I would not claim that someone, who is going out on a limb and supporting the idea that Autism is a spectrum, and is not the same for everyone, is a school yard bully. If anyone can be considered as acting like a schoolyard bully, it's curbies.

The whole dramatization of how his brother went into an "Autistic shell" is the stuff the curbies thrive on. On the subject that it was suggested that people with Autism/Asperger's should drink to just get past the social inhibitions. It's putting a NT solution onto, a person who is Autistic. Frankly seeing how drinking tends to turn some NTs into acting Autistic (I mean like inebreated jerks, not literally Autistic..I'm just using the word for comparison), I don't see why they would consider something like that for the Autistic. Maybe it's like, a sort of if you combat something with something that's the same, they both cross each other out and produce something better? I'm guessing at this is what they might be thinking.
It's not Indain- asian, it's Indian-Native American.  Hence Wampum, wampum being a sort of trade currency (if I remember correctly) amongst certain tribes.

And:
Whoever said they are not advocating getting aspies drunk was dead right.  They are making fun of the people who would say such things.

Quote:
Is being ignorant about neurological conditions and insensitive to the challenges presented by such conditions some sort of prerequisite to being a right wing radio host? First, Michael Savage, acting like a school yard bully, mocked autistic kids and their families.

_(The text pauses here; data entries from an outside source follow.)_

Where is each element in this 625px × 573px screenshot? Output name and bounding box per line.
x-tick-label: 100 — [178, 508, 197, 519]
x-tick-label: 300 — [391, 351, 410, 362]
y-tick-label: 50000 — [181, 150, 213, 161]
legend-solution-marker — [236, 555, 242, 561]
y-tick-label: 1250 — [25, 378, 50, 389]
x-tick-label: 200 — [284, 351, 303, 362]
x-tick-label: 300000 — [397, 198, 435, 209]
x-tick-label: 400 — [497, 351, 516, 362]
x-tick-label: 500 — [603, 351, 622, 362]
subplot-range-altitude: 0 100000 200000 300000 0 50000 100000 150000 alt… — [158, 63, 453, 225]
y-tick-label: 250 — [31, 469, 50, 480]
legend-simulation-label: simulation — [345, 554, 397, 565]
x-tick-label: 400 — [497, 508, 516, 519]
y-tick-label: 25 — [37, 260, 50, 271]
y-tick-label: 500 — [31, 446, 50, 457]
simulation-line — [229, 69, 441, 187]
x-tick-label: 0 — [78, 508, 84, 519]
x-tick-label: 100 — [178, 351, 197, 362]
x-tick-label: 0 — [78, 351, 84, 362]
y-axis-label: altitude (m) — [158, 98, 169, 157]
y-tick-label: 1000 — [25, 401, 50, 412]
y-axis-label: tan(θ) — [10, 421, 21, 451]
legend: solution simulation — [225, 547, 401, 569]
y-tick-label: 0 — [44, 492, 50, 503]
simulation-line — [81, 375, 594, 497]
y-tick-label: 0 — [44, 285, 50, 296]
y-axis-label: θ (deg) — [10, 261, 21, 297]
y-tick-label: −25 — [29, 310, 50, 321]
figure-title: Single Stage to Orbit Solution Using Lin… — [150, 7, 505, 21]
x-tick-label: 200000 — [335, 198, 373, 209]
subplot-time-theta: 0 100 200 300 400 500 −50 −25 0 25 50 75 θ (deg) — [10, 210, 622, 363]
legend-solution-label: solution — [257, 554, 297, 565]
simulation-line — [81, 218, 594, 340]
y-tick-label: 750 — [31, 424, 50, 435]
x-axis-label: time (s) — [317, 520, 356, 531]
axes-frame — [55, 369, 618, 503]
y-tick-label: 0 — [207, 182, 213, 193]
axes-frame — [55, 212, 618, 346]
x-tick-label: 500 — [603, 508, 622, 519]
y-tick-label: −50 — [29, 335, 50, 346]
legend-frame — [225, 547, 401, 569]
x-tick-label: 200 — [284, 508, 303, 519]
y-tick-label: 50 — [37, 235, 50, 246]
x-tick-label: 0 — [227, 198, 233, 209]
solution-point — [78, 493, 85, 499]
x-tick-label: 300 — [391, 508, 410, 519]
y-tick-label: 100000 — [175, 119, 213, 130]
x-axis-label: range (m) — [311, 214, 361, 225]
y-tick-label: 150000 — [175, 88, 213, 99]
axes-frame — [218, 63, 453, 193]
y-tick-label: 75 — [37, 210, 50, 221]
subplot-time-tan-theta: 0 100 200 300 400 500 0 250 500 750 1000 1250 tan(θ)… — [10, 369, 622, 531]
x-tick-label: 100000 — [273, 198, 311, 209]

Then Neal Boortz and other conservatives argued, incorrectly, that ADD and ADHD were just some phony conditions created to allow parents and teachers to drug our kids thereby covering their own inadequacies.

Now Limbaugh recommends that people with Asperger’s syndrome should just get drunk.

I suspect that if a way could be found for Savage, Boortz, Limbaugh and others to spend a little time in my shoes, in Natasha’s shoes or in the shoes of any parent with an ADHD child, the total amount of stupid, cruel and insensitive remarks about neurological conditions and the people who suffer from them could be reduced substantially. I will not be holding my breath.


You see?
Although he does seem to be a curebie.  Too bad.  Maybe we should write him to explain why it isn't autism itself that makes kids with autism suffer.